Fianna Fail in 1987 campaigned on the phrase “Heath cuts hurt the old, the sick and the handicapped. There is a better way. ” which was, it has to be admitted, a shockingly barefaced de facto lie of a promise because it gave the impression that these were things that Fianna Fail were against. The truth is, when FF siad “there is a better way” they actually meant “there is a better way of hurting the old, the sick and the handicapped.” Even if Fianna Fail had been sincere in making the proposition, it would have been impossible with the best will in the world to deliver on the promise, a reversal of all health spending cuts. Hence the electorate’s bitterness and subsequent reduction in Fianna Fail seats and votes at the 1989 election.
The second factor tends to be an electorate that has no real idea how to measure success.
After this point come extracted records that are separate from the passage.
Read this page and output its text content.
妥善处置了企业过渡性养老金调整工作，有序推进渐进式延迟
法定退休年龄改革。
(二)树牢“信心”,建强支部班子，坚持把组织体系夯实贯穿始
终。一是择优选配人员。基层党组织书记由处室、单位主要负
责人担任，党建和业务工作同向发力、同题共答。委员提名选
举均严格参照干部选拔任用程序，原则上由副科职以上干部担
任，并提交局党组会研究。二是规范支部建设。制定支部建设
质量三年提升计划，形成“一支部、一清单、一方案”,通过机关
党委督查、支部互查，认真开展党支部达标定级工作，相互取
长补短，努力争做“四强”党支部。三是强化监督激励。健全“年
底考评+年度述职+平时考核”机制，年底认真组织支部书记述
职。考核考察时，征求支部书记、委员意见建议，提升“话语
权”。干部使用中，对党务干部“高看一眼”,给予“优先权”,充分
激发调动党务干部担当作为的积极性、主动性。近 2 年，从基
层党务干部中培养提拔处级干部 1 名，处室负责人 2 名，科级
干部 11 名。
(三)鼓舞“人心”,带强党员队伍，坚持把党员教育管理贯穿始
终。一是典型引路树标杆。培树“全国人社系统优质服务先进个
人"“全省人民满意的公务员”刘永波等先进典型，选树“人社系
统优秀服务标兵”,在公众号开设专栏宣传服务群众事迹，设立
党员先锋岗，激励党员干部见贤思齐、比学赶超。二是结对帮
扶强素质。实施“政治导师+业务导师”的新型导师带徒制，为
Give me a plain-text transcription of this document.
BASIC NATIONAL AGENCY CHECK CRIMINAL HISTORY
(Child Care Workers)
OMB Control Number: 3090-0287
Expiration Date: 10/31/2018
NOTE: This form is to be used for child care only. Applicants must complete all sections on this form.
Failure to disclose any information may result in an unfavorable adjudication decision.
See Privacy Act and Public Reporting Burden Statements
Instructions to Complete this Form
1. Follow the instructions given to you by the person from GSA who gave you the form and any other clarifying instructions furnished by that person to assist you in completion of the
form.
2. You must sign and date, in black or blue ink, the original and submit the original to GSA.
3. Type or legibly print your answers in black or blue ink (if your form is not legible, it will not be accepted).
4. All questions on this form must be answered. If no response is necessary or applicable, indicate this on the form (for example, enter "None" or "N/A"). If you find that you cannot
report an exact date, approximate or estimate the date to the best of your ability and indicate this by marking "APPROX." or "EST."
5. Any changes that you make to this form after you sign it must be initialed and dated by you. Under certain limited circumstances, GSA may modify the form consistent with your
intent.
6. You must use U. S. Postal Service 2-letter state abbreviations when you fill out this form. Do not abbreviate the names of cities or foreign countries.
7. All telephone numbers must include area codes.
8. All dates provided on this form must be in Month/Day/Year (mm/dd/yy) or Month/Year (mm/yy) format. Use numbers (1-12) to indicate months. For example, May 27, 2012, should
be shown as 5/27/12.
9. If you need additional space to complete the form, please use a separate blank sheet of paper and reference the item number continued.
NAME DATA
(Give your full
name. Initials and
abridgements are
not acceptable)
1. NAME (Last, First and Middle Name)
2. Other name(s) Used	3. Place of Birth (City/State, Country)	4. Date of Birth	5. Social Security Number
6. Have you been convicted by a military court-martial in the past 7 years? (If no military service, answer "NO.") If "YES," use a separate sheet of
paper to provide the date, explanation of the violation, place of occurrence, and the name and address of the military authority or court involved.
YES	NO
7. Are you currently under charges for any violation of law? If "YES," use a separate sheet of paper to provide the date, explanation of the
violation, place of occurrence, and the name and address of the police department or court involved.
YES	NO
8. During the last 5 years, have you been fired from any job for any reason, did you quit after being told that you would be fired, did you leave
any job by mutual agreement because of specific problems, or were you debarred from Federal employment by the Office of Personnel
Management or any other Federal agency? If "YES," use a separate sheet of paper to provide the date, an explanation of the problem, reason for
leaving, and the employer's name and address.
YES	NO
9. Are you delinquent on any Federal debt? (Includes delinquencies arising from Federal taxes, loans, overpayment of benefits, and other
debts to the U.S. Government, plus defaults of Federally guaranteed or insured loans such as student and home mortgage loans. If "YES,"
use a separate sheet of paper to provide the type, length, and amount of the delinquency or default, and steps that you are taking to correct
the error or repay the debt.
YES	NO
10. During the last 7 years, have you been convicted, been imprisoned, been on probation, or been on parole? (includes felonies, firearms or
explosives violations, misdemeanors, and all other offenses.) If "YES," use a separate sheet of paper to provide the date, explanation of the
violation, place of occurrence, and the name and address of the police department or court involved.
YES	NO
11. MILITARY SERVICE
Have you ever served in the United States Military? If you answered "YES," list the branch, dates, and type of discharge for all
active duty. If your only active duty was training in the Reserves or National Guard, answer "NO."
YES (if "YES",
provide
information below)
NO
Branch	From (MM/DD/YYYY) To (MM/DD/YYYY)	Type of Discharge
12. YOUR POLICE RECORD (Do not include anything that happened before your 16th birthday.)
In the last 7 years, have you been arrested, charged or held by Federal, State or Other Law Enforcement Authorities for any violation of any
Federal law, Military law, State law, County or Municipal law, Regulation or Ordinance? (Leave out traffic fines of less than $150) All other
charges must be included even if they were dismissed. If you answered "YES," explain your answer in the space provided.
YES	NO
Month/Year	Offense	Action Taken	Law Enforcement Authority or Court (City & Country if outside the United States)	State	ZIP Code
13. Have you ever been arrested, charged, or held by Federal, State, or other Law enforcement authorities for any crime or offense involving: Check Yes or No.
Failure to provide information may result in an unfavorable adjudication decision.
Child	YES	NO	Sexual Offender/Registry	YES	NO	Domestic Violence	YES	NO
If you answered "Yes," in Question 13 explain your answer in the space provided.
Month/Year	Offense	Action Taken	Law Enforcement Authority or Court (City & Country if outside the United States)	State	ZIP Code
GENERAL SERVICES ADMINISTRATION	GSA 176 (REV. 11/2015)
The Labour Party, the Progressive Democrats and the Green Party have all been sucessful in delivering significant parts of their policy agendas, yet all have suffered at the hands of subsequent electorates who either were unaware of those achievements, or discounted them against a larger less tangible failure on the part of the parties.
A new incoming government needs to heed this lesson, especially in this time of finite resources. As part of that, a new government should commit to providing each citizen with a specific written declaration, each year, of what they will pay in direct taxes and VAT and local and car taxes, and what specific services they can expect to receive in return. And when I say specific, I mean specific. None of your “We pledge a world class health service” crap. I mean how long you will wait on a waiting list for an operation. How long you will have to wait to see a doctor in A&E. And who you call and how much you get compensated by if you don’t get what you are pledged. How much dole you will get if you lose your job, and for how long.
If we are to create a political system where there is trust between the governors and the governed, this country needs a period of clear promise delivery, where our leaders words actually mean something, and where a word given, if only to promise a very modest promise, is a word honoured. If this country is to recover, then honour has got to mean something.